OCCORSI AL DIPENDENTE

Cassazione Civile sezione lavoro n. 6337/2012

di Alessandra Prete

 

La sentenza della Corte di Cassazione del 23 aprile 2012 numero 6337, offre un interessante spunto di riflessione in merito alla tematica della responsabilità del datore di lavoro per gli infortuni occorsi al lavoratore a seguito di omessa o incompleta predisposizione di misure antinfortunistiche. In particolare, è affrontata la tematica relativa alla eventuale efficacia interruttiva del nesso causale ad opera della condotta colposa del lavoratore stesso.

In data 14 aprile 1998, infatti, D.P. perdeva la vita a causa di un infortunio sul lavoro. Nello svolgimento delle sue mansioni alle dipendenze di P.I.G., rimaneva folgorato nel tentativo di operare un collegamento tra la betoniera presente nel cantiere e il cavo di alimentazione con la corrente in tensione. Il tribunale di Sassari, con la sentenza n. 352/06 dell’11 aprile 2006, aveva dichiarato la responsabilità di P.I.G. per l’infortunio mortale occorso al suo dipendente.

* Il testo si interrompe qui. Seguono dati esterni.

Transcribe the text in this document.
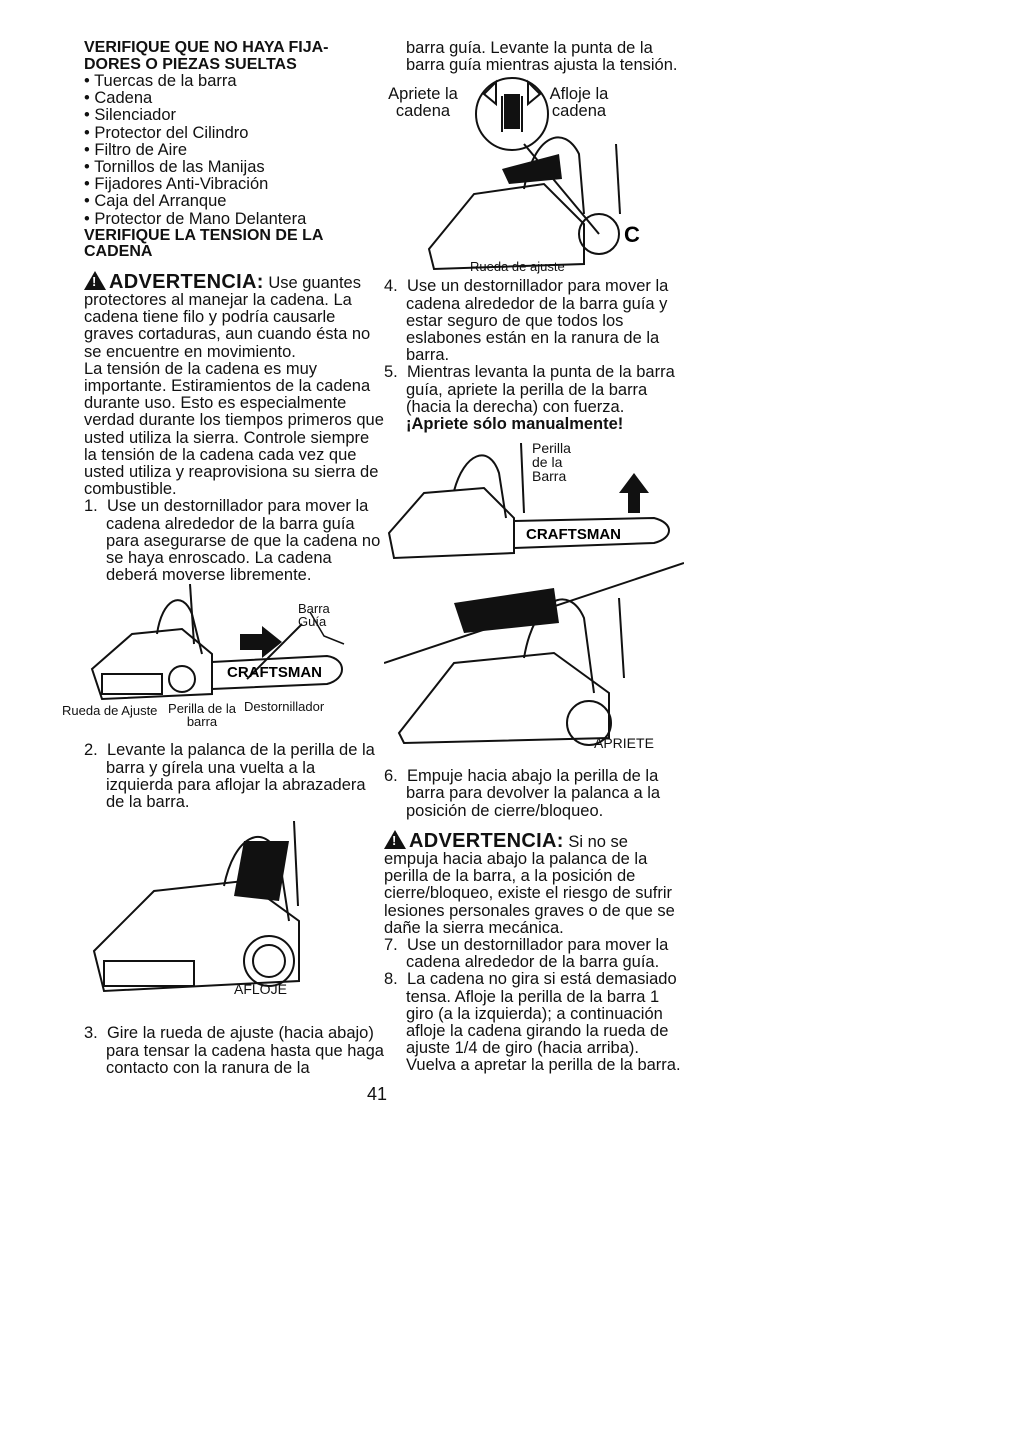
VERIFIQUE QUE NO HAYA FIJA-DORES O PIEZAS SUELTAS
• Tuercas de la barra
• Cadena
• Silenciador
• Protector del Cilindro
• Filtro de Aire
• Tornillos de las Manijas
• Fijadores Anti-Vibración
• Caja del Arranque
• Protector de Mano Delantera
VERIFIQUE LA TENSION DE LA CADENA
!ADVERTENCIA: Use guantes protectores al manejar la cadena. La cadena tiene filo y podría causarle graves cortaduras, aun cuando ésta no se encuentre en movimiento.
La tensión de la cadena es muy importante. Estiramientos de la cadena durante uso. Esto es especialmente verdad durante los tiempos primeros que usted utiliza la sierra. Controle siempre la tensión de la cadena cada vez que usted utiliza y reaprovisiona su sierra de combustible.
1. Use un destornillador para mover la cadena alrededor de la barra guía para asegurarse de que la cadena no se haya enroscado. La cadena deberá moverse libremente.
CRAFTSMAN
Barra Guía
Rueda de Ajuste Perilla de la barra
Destornillador
2. Levante la palanca de la perilla de la barra y gírela una vuelta a la izquierda para aflojar la abrazadera de la barra.
AFLOJE
3. Gire la rueda de ajuste (hacia abajo) para tensar la cadena hasta que haga contacto con la ranura de la
barra guía. Levante la punta de la barra guía mientras ajusta la tensión.
C
Apriete la cadena
Afloje la cadena
Rueda de ajuste
4. Use un destornillador para mover la cadena alrededor de la barra guía y estar seguro de que todos los eslabones están en la ranura de la barra.
5. Mientras levanta la punta de la barra guía, apriete la perilla de la barra (hacia la derecha) con fuerza.
¡Apriete sólo manualmente!
CRAFTSMAN
Perilla de la Barra
APRIETE
6. Empuje hacia abajo la perilla de la barra para devolver la palanca a la posición de cierre/bloqueo.
!ADVERTENCIA: Si no se empuja hacia abajo la palanca de la perilla de la barra, a la posición de cierre/bloqueo, existe el riesgo de sufrir lesiones personales graves o de que se dañe la sierra mecánica.
7. Use un destornillador para mover la cadena alrededor de la barra guía.
8. La cadena no gira si está demasiado tensa. Afloje la perilla de la barra 1 giro (a la izquierda); a continuación afloje la cadena girando la rueda de ajuste 1/4 de giro (hacia arriba). Vuelva a apretar la perilla de la barra.
41
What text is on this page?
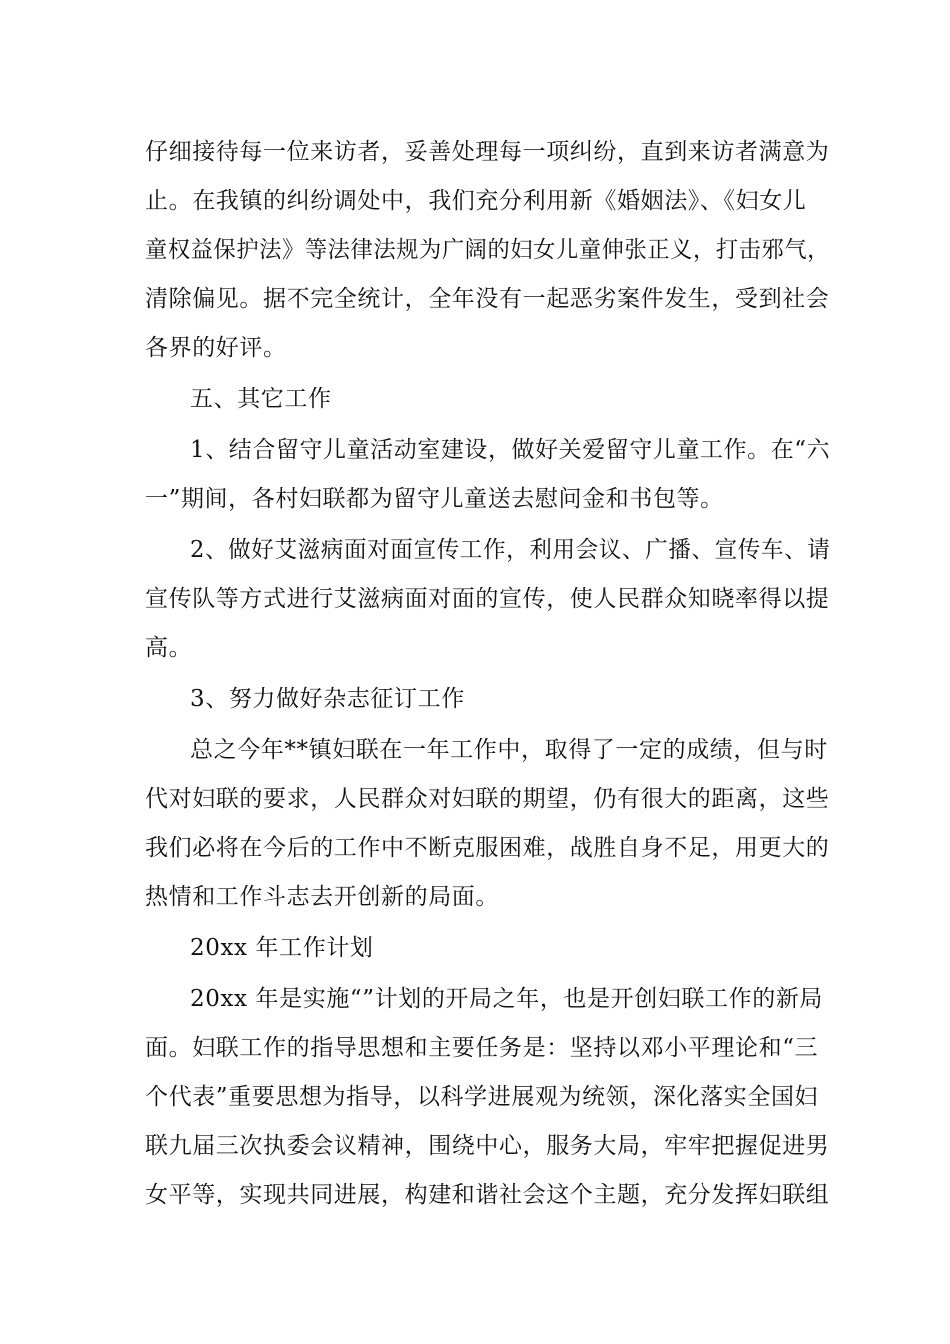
仔细接待每一位来访者，妥善处理每一项纠纷，直到来访者满意为
止。在我镇的纠纷调处中，我们充分利用新《婚姻法》、《妇女儿
童权益保护法》等法律法规为广阔的妇女儿童伸张正义，打击邪气，
清除偏见。据不完全统计，全年没有一起恶劣案件发生，受到社会
各界的好评。
五、其它工作
1、结合留守儿童活动室建设，做好关爱留守儿童工作。在“六
一”期间，各村妇联都为留守儿童送去慰问金和书包等。
2、做好艾滋病面对面宣传工作，利用会议、广播、宣传车、请
宣传队等方式进行艾滋病面对面的宣传，使人民群众知晓率得以提
高。
3、努力做好杂志征订工作
总之今年**镇妇联在一年工作中，取得了一定的成绩，但与时
代对妇联的要求，人民群众对妇联的期望，仍有很大的距离，这些
我们必将在今后的工作中不断克服困难，战胜自身不足，用更大的
热情和工作斗志去开创新的局面。
20xx 年工作计划
20xx 年是实施“”计划的开局之年，也是开创妇联工作的新局
面。妇联工作的指导思想和主要任务是：坚持以邓小平理论和“三
个代表”重要思想为指导，以科学进展观为统领，深化落实全国妇
联九届三次执委会议精神，围绕中心，服务大局，牢牢把握促进男
女平等，实现共同进展，构建和谐社会这个主题，充分发挥妇联组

La corte di appello di Cagliari, chiamata a pronunciarsi a seguito dell’impugnazione proposta da P.I.G., aveva invece riconosciuto una responsabilità concorrente tra datore di lavoro e lavoratore. Quest’ultimo infatti, nello svolgimento delle sue mansioni, aveva violato le comuni regole di prudenza che gli imponevano di disattivare la corrente prima di utilizzare la betoniera.
Dal canto suo, il datore di lavoro era stato ritenuto responsabile di gravi violazioni delle norme di prevenzione degli infortuni, in quanto aveva omesso di porre rimedio al pessimo stato delle betoniera nonché di munire la stessa dell’interruttore differenziale salvavita.

Il P.I.G. aveva proposto allora ricorso in Cassazione, al fine di veder riconosciuta l’esclusione della propria responsabilità. Tra i motivi di impugnazione poneva infatti in evidenza come l’attività che aveva determinato l’infortunio mortale non rientrasse tra le mansioni di D.P., manovale generico, e costituisse inoltre condotta abnorme, arbitraria e imprevedibile del lavoratore, come tale idonea a interrompere il nesso causale tra l’omissione delle cautele antinfortunistiche e l’evento mortale.

L’istituto del concorso di cause è disciplinato dall’articolo 41 del codice penale. Questo, al primo comma, prevede che “il concorso di cause preesistenti o simultanee o sopravvenute, anche se indipendenti dall’azione od omissione del colpevole, non esclude il rapporto di causalità fra l’azione od omissione e l’evento”. La norma stabilisce dunque che il concorso di eventuali fattori esterni, anche indipendenti dalla condotta umana, non è di per sé idoneo ad escludere il nesso eziologico tra condotta ed evento.

Il secondo comma prevede invece una eccezione a tale regola generale: “le cause sopravvenute escludono il rapporto di causalità quando sono state da sole sufficienti a determinare l’evento. In tal caso, se l’azione od omissione precedentemente commessa costituisce per sé un reato, si applica la pena per questo stabilita”.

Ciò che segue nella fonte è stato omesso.